ValentineBombshell: well it went tits up but thank you

999 replies

ValentineBombshell · 10/06/2011 20:36

Hello to anyone who remembers me from, as my name suggests, way back in February. Am a long time MN regular whose H confessed to kissing a colleague at work/an EA.

original thread here

Had to step away from MN for a bit as everything just imploded. Of course he hadn't just kissed her, it was all far more tawdry than that, she'd been giving him blowjobs in carparks.

And now my life reads like a badly scripted soap. Am about to proceed with divorce, distressingly he is still living in the same house as me and the children and he has reached heights (or should that be lows?) of jaw-dropping awfulness.

But I just wanted to come back and say thank you for the wise words that MNers took the time to post, for the support and the tough love, both of value in equal measure. And hopefully back on MN under my usual name xx

OP posts:
AnyFucker · 09/08/2011 22:39

She has had a 'bit of a breakdown' after her father's suicide and wants time on her own

she is cooling

realised he is actually the booby prize, a complete and utter damp squib

I think you have dealt with it well, actually. You have been pretty clear.

I still think you are being too accomodating to his selfish navel-gazing, but you have your reasons.

He doesn't call the shots, you do. That is how it should be.

ValentineBombshell · 09/08/2011 22:50

I suggested similar, that OW was backing off as he wasn't what she bargained for but he wasn't having that, almost defensive of her, so think it could be all back on again.

Realise I gave him too much of my thoughts and time.

OP posts:
TheFarSideOfFuck · 09/08/2011 22:54

Love, you have been doing that all along

As you have also been allowing him to do

it really should stop

TheFarSideOfFuck · 09/08/2011 22:55

oops, this is AF, btw

Fenella1212 · 09/08/2011 22:56

ValentineBomshell, I hope you don't mind a complete stranger popping in at this point, I've been lurking since the start but had no advice to give so didn't post.
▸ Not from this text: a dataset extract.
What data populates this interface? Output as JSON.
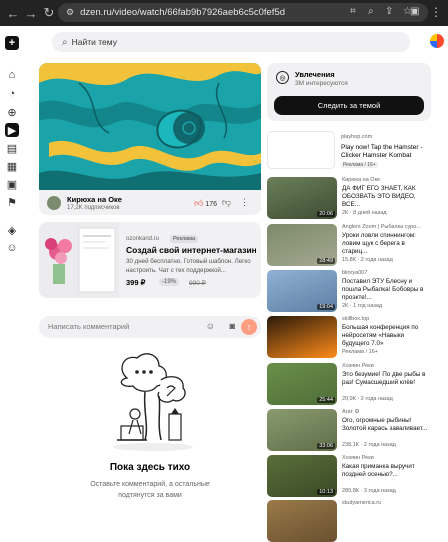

I think you've handled it brilliantly. Yes you've given him your thoughts and time but you had to to get the message across.

Well done. You rock - and he is a total twunt.

ValentineBombshell · 09/08/2011 23:09

Grin @ 'Tis I, AnyFucker in disguise. Yes, you were totally right about that.

Thanks Fenella for your kind words. Guess I had thought this through so much, am just cross he hasn't fallen in with my every suggestion [controlling, moi?]

Have otherwise been getting on with my new life: appealing the stupid tax credits decision, swapping utilities, swapping estate agents, sorting out play dates, old friends been getting in contact...so not all bound up in H and his drama and maybe that was what he senses? Was on the phone when he got back this afternoon with the dcs to a friend checking up on me, and he wanted to know who it was - when together I would have said, now of course, I don't.

OP posts:
Thumbwitch · 10/08/2011 00:56

LIsten, VB - you might have given him more time than is ideal but as a result you have a very clear picture now of what kind of idiot he is. He doesn't want to be on his own, he isn't sure about OW but he wants to keep you dangling until he makes his mind up (or she makes it up for him by sacking him off). This has established for you how genuine his want to return to you is - not very. You could have wasted time wondering "what if...?" without this conversation - now you don't need to.

He has made his play to see whether the opening is still there for him to return - you have told him it isn't - this is a useful exchange. His unwillingness to accept it is neither here nor there - repeat as necessary until it sinks in.

NOW you can disengage more easily. He has tried his mental breakdown, he has tried telling you he made a mistake - you have rebuffed both these pathetic attempts to keep you interested and hooked in - you're doing great.
Keep it up. :)

mathanxiety · 10/08/2011 04:14

He had an 'episode' = he has realised neither of the women he thinks he has safely in his orbit are in fact reliable satellites. You shouldn't worry about the 'episode' because of course it doesn't warrant examination by a MH professional, but there it is, casually mentioned, just to remind you how very fragile he is...

The OW 'had a breakdown' = she is naturally upset at the death of her father and cannot give H 110% of her attention to H all the time right now. This is unthinkable. How best to regain that sense that someone is paying all of her attention to him?

Flowers for you and gifts for the children = the charm high beam, plus flattering wifey that she is a far better catch than the OW and hinting to you that you are about to win the catfight he likely imagines is going on (because you would fight OW tooth and nail for the prize of the H, right?) But sadly, playing with the hearts of the children too. This is reprehensible of him.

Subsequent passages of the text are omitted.